For learning (and fun) I have been analyzing a text editor application using IDA Pro. While looking at the disassembly, I notice many function calls are made by explicitly calling the name of the function. For example, I notice IDA translates most function calls into the following two formats.

call cs:CoCreateInstance


call WinSqmAddToStream

But sometimes the format does not use a function name. The following example includes the code leading up to the line in question. The third line of code seem to be "missing" the function name. (The comments are my own.)

mov rcx, [rsp+128h+var_D8]    // reg CX gets the address at stack pointer+128h+var_D8 bytes 
mov r8, [rcx]                 // the address at reg CX is stored to reg r8
call qword ptr [r8 + 18h]     // at address rax+18h, call function defined by qword bytes 

My questions are as follows:

  1. How do I make the connection between call qword ptr <address> and a function in the disassembly?

  2. I understand that IDA cannot use a function name here since it does not know the value stored at the register R8... so what causes this?
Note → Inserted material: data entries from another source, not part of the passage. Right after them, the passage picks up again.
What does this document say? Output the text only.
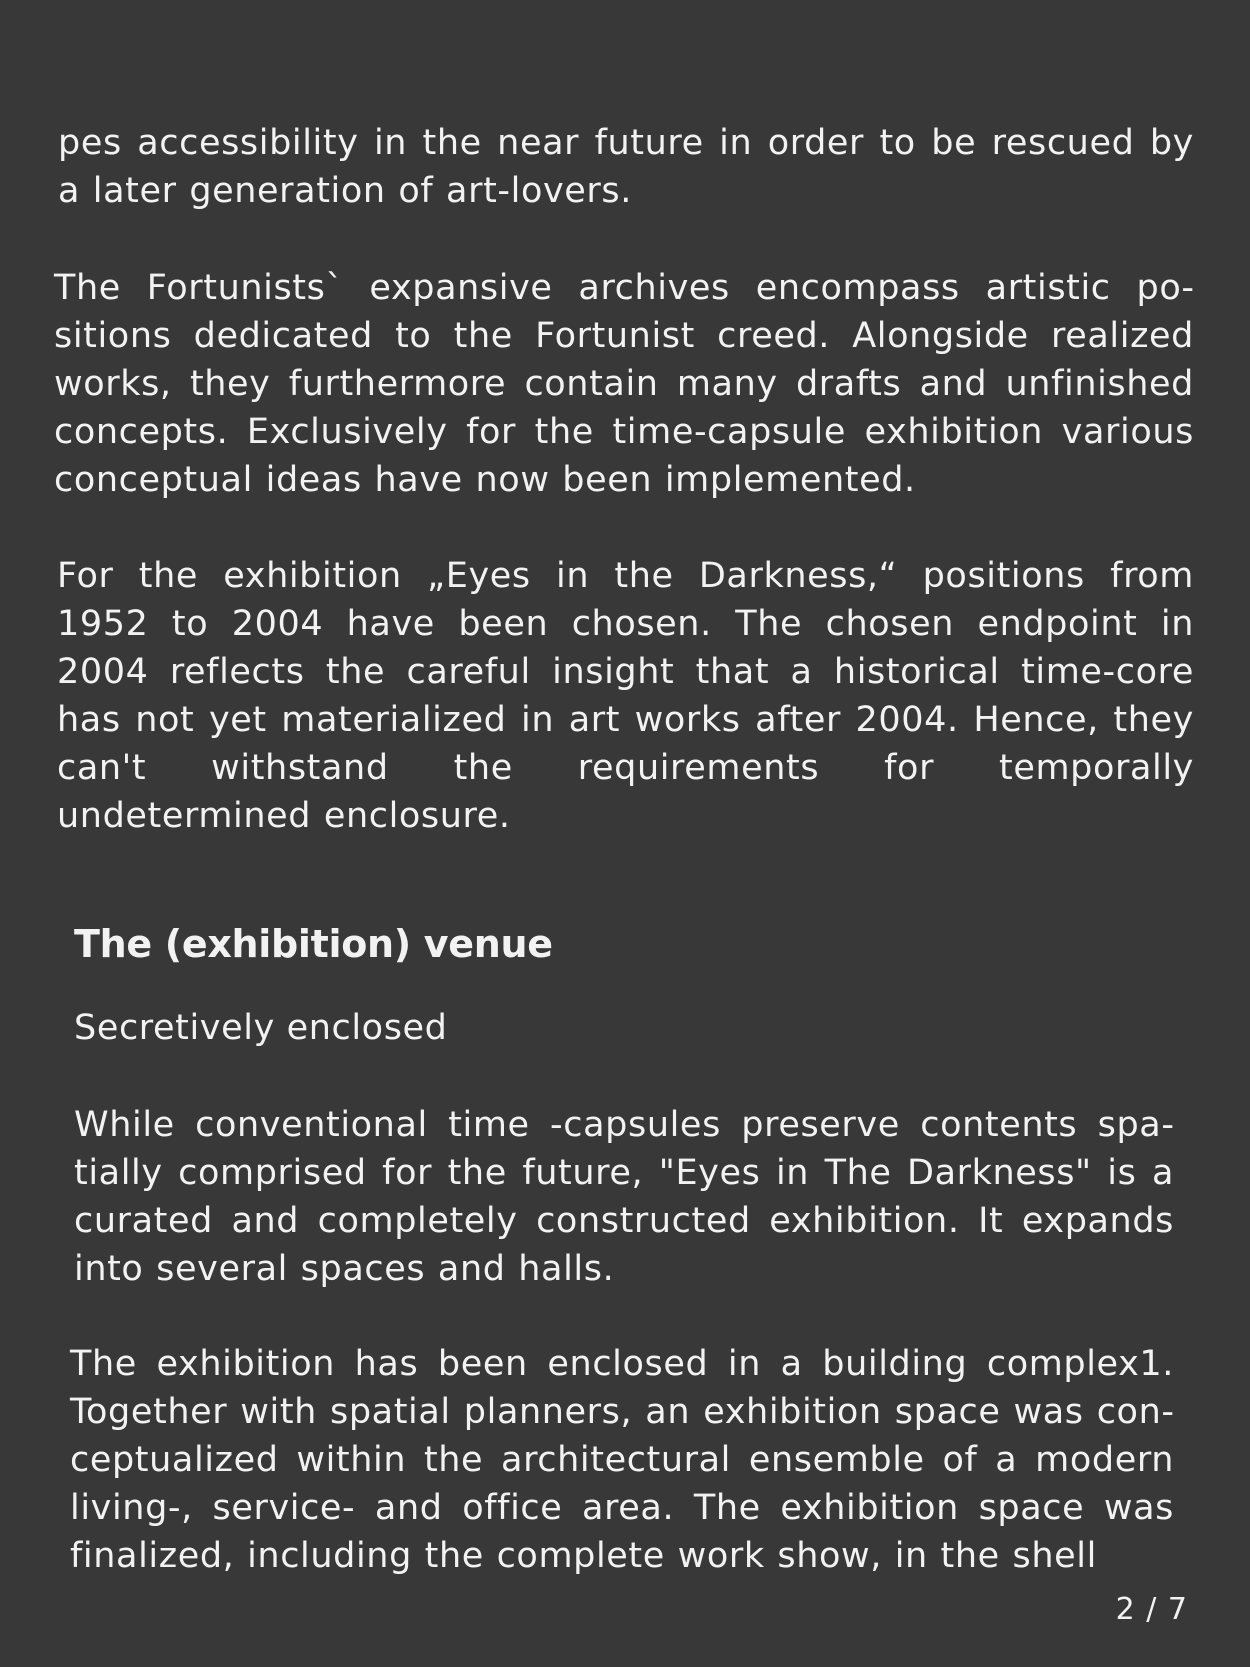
pes accessibility in the near future in order to be rescued by a later generation of art-lovers.

The Fortunists` expansive archives encompass artistic positions dedicated to the Fortunist creed. Alongside realized works, they furthermore contain many drafts and unfinished concepts. Exclusively for the time-capsule exhibition various conceptual ideas have now been implemented.

For the exhibition „Eyes in the Darkness,“ positions from 1952 to 2004 have been chosen. The chosen endpoint in 2004 reflects the careful insight that a historical time-core has not yet materialized in art works after 2004. Hence, they can't withstand the requirements for temporally undetermined enclosure.

The (exhibition) venue
Secretively enclosed

While conventional time -capsules preserve contents spatially comprised for the future, "Eyes in The Darkness" is a curated and completely constructed exhibition. It expands into several spaces and halls.

The exhibition has been enclosed in a building complex1. Together with spatial planners, an exhibition space was conceptualized within the architectural ensemble of a modern living-, service- and office area. The exhibition space was finalized, including the complete work show, in the shell

2 / 7
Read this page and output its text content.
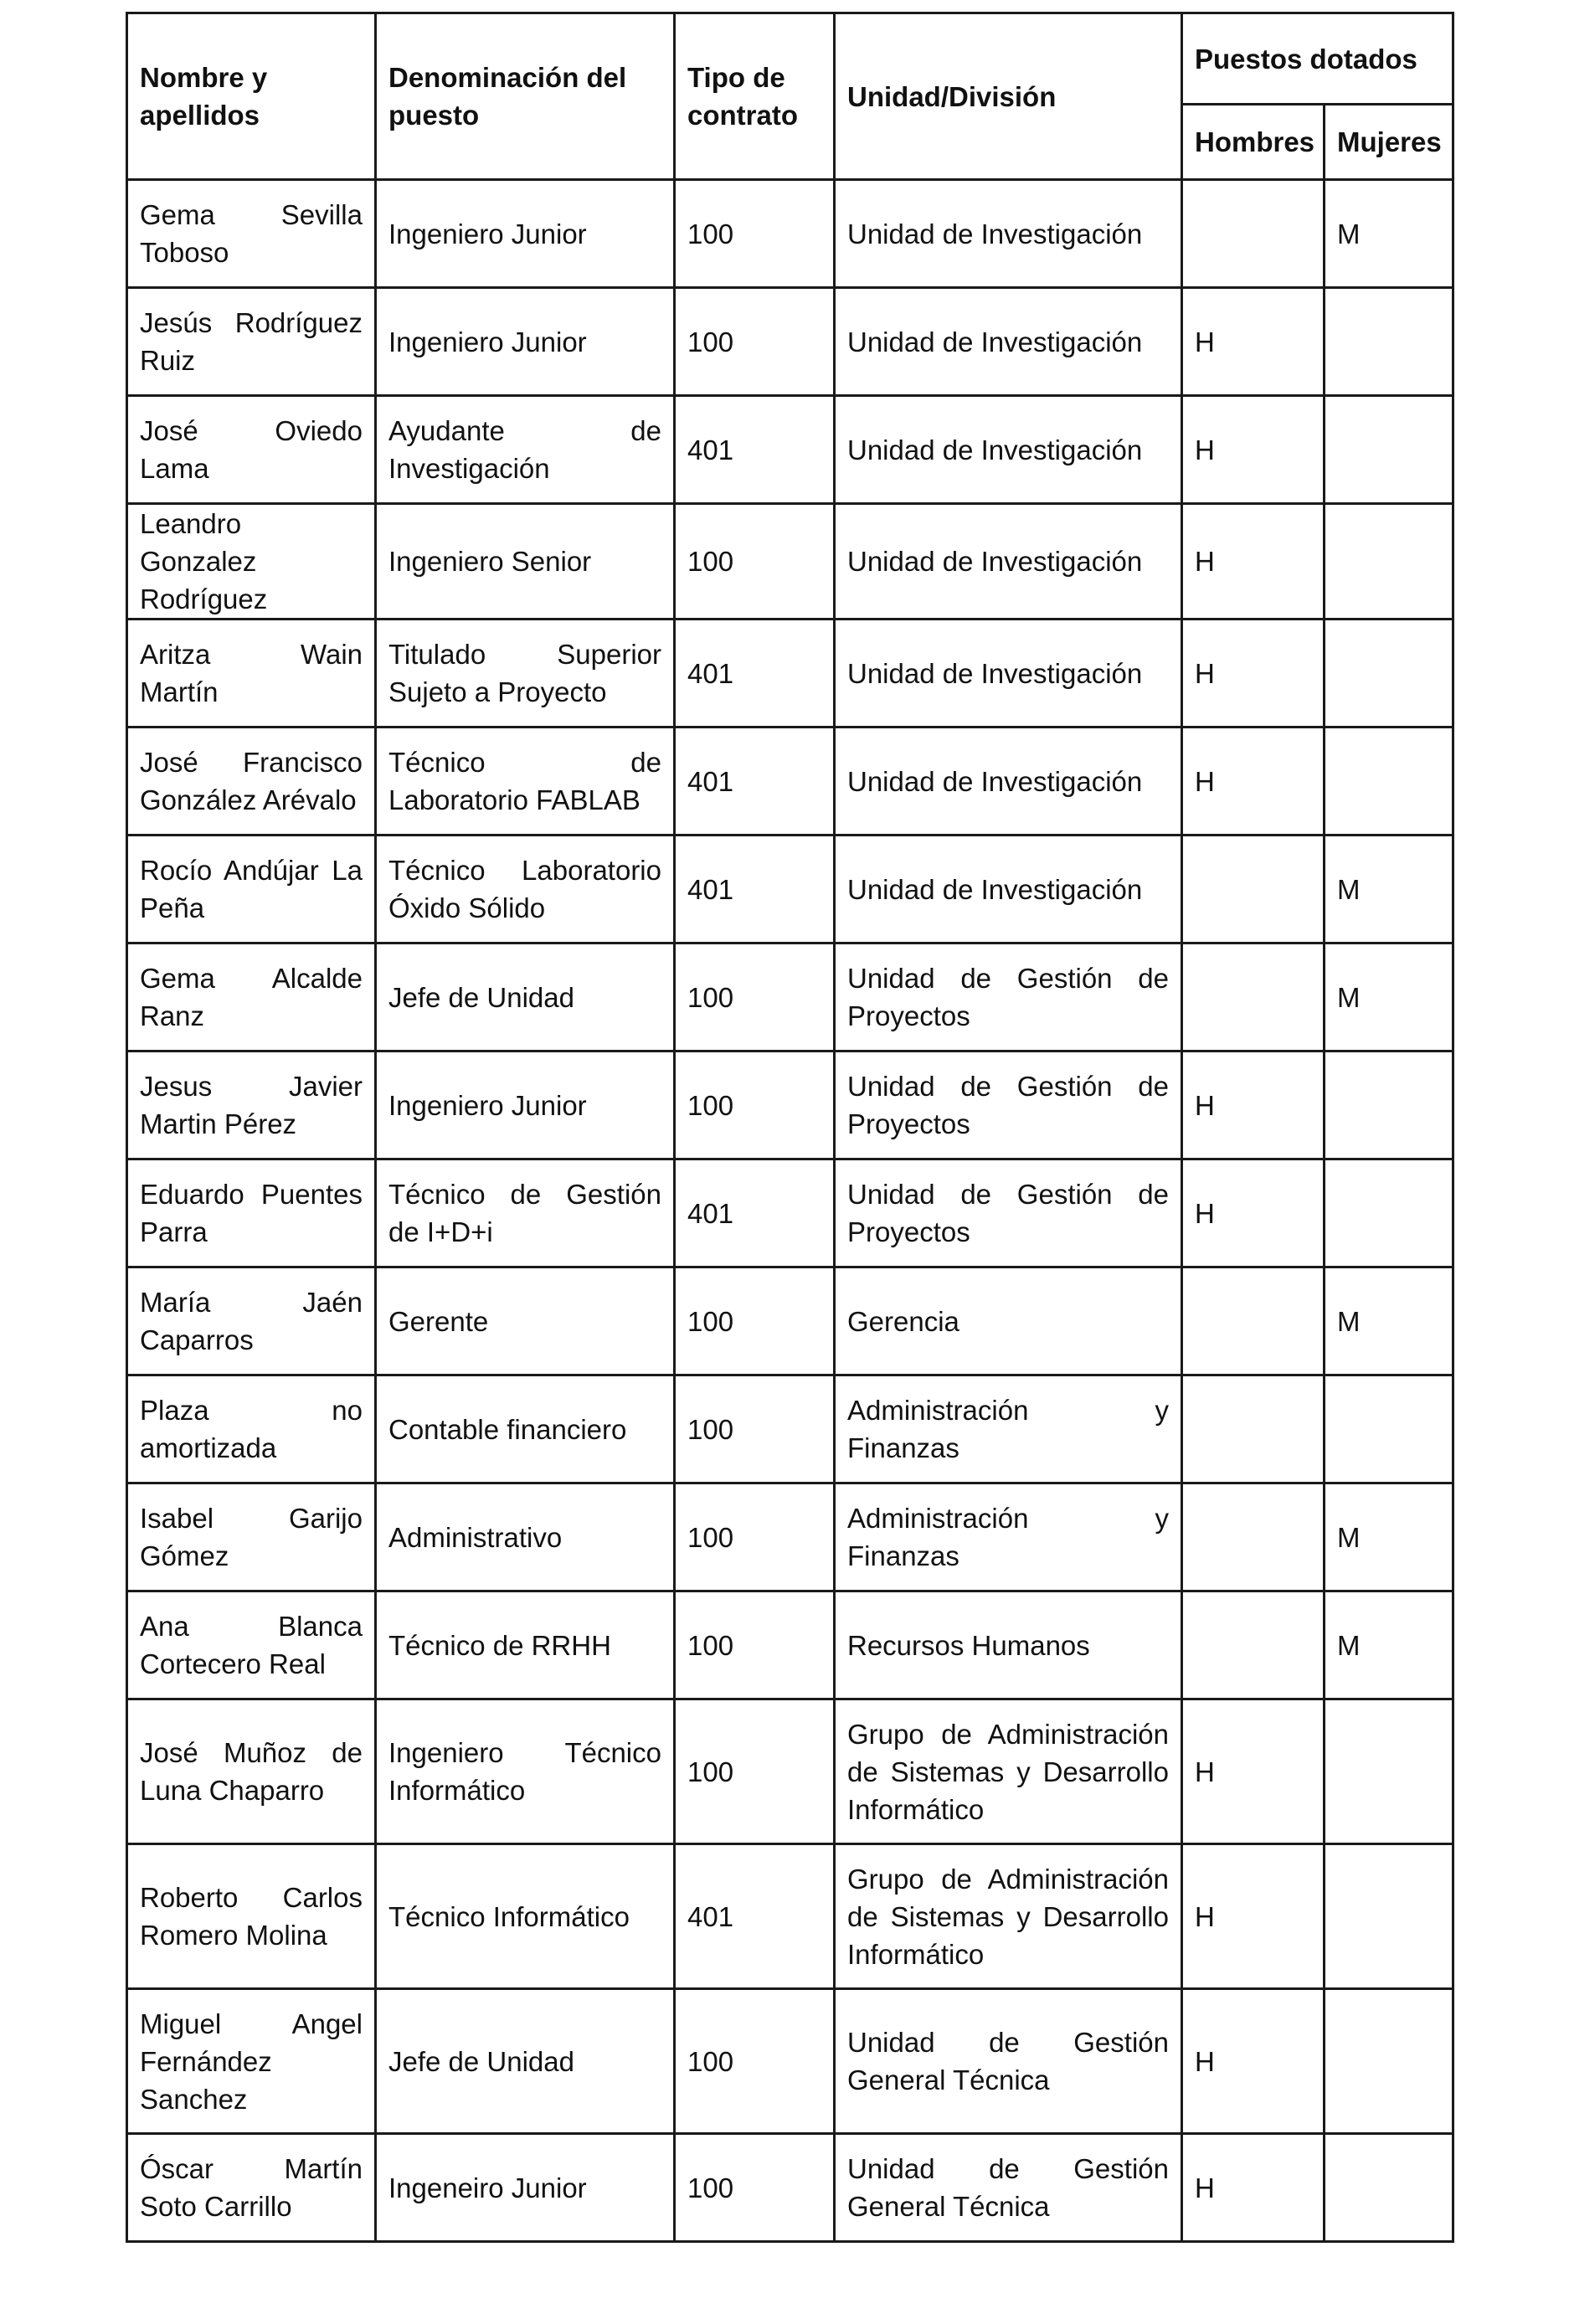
Nombre y apellidos	Denominación del puesto	Tipo de contrato	Unidad/División	Puestos dotados	
				Hombres	Mujeres
Gema Sevilla Toboso	Ingeniero Junior	100	Unidad de Investigación		M
Jesús Rodríguez Ruiz	Ingeniero Junior	100	Unidad de Investigación	H	
José Oviedo Lama	Ayudante de Investigación	401	Unidad de Investigación	H	
Leandro Gonzalez Rodríguez	Ingeniero Senior	100	Unidad de Investigación	H	
Aritza Wain Martín	Titulado Superior Sujeto a Proyecto	401	Unidad de Investigación	H	
José Francisco González Arévalo	Técnico de Laboratorio FABLAB	401	Unidad de Investigación	H	
Rocío Andújar La Peña	Técnico Laboratorio Óxido Sólido	401	Unidad de Investigación		M
Gema Alcalde Ranz	Jefe de Unidad	100	Unidad de Gestión de Proyectos		M
Jesus Javier Martin Pérez	Ingeniero Junior	100	Unidad de Gestión de Proyectos	H	
Eduardo Puentes Parra	Técnico de Gestión de I+D+i	401	Unidad de Gestión de Proyectos	H	
María Jaén Caparros	Gerente	100	Gerencia		M
Plaza no amortizada	Contable financiero	100	Administración y Finanzas		
Isabel Garijo Gómez	Administrativo	100	Administración y Finanzas		M
Ana Blanca Cortecero Real	Técnico de RRHH	100	Recursos Humanos		M
José Muñoz de Luna Chaparro	Ingeniero Técnico Informático	100	Grupo de Administración de Sistemas y Desarrollo Informático	H	
Roberto Carlos Romero Molina	Técnico Informático	401	Grupo de Administración de Sistemas y Desarrollo Informático	H	
Miguel Angel Fernández Sanchez	Jefe de Unidad	100	Unidad de Gestión General Técnica	H	
Óscar Martín Soto Carrillo	Ingeneiro Junior	100	Unidad de Gestión General Técnica	H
Was there a certain syntax or convention used by the developer? In other words, did the developer call the function WinSqmAddToStream in a different manner than the function at [r8+18h]?

  • These indirect calls are used to implement virtual functions (by using a vtable) in C++ for example.
    – Trass3r
    Commented Oct 4, 2020 at 14:00
  • Also there are plugins like github.com/0xgalz/Virtuailor to automate these tasks.
    – Trass3r
    Commented Oct 4, 2020 at 22:53

2 Answers 2


To connect an indirect call to its target (if you know it) you can do the following:

  1. Add a custom cross-reference - either with IDC/Python, or from the Cross References subview. If you use scripting, don't forget to add the XREF_USER flag so IDA does not delete it on reanalysis.

  2. Use the "callee" plugin (Edit→Plugins→Change the callee address, or Alt+F11). This will automatically add a cross-reference and also a comment next to the call.

As for why the explicit call is not present in the binary there can be many explanations. The snippet you're showing looks like a virtual function call, and they are usually done only in this manner to account for possibility of the method being overridden in a derived class.

  • Thanks for the answer. This will be very helpful once I know the target function. I still don't know how to determine the function that is being called. I'm going to edit the question to indicate that I'm more interested in that part of it.
    – clark
    Commented May 28, 2013 at 14:22
  • 1
    @clark Try putting a breakpoint on the instruction, running, and then stepping into / manually calculating the offset from the available registers? Or it has to be statically?
    – Martin
    Commented Oct 26, 2016 at 22:41

The trick is to find the object's constructor. Let's suppose the code looks like this:

a = new CFoo();

The compiler (I assume MSVC, 32bits) might produce something like this:

push 12h ; size_t
call ??2@YXYXY@Z  ; operator new(uint)
mov [ebp+var_8], eax
mov esi, eax
test esi, esi
jz loc_1
  mov ecx, esi
  call ??0CFoo@@AAAA@AA ; CFoo::CFoo(void)
  mov [ebp+var_8], eax
  jmp loc_2
  mov [ebp+var_8], 0
mov eax, [ebp+var_8]
mov ecx, [eax]
mov ebx, ecx
mov ecx, [ebp+var_8]
call dword ptr [ebx+08h]

Looking at ??0CFoo@@AAAA@AA, a.k.a. CFoo::CFoo():

mov esi, ecx
mov dword ptr [esi], unk_12345

unk_12345 is CFoo's virtual table offset:

  dd offset sub_23456
  dd offset sub_34567
  dd offset sub_45678

And that sub_45678 at unk_12345+08h (which would be 3rd entry, in this case) is what gets called, i.e. CFoo::bar().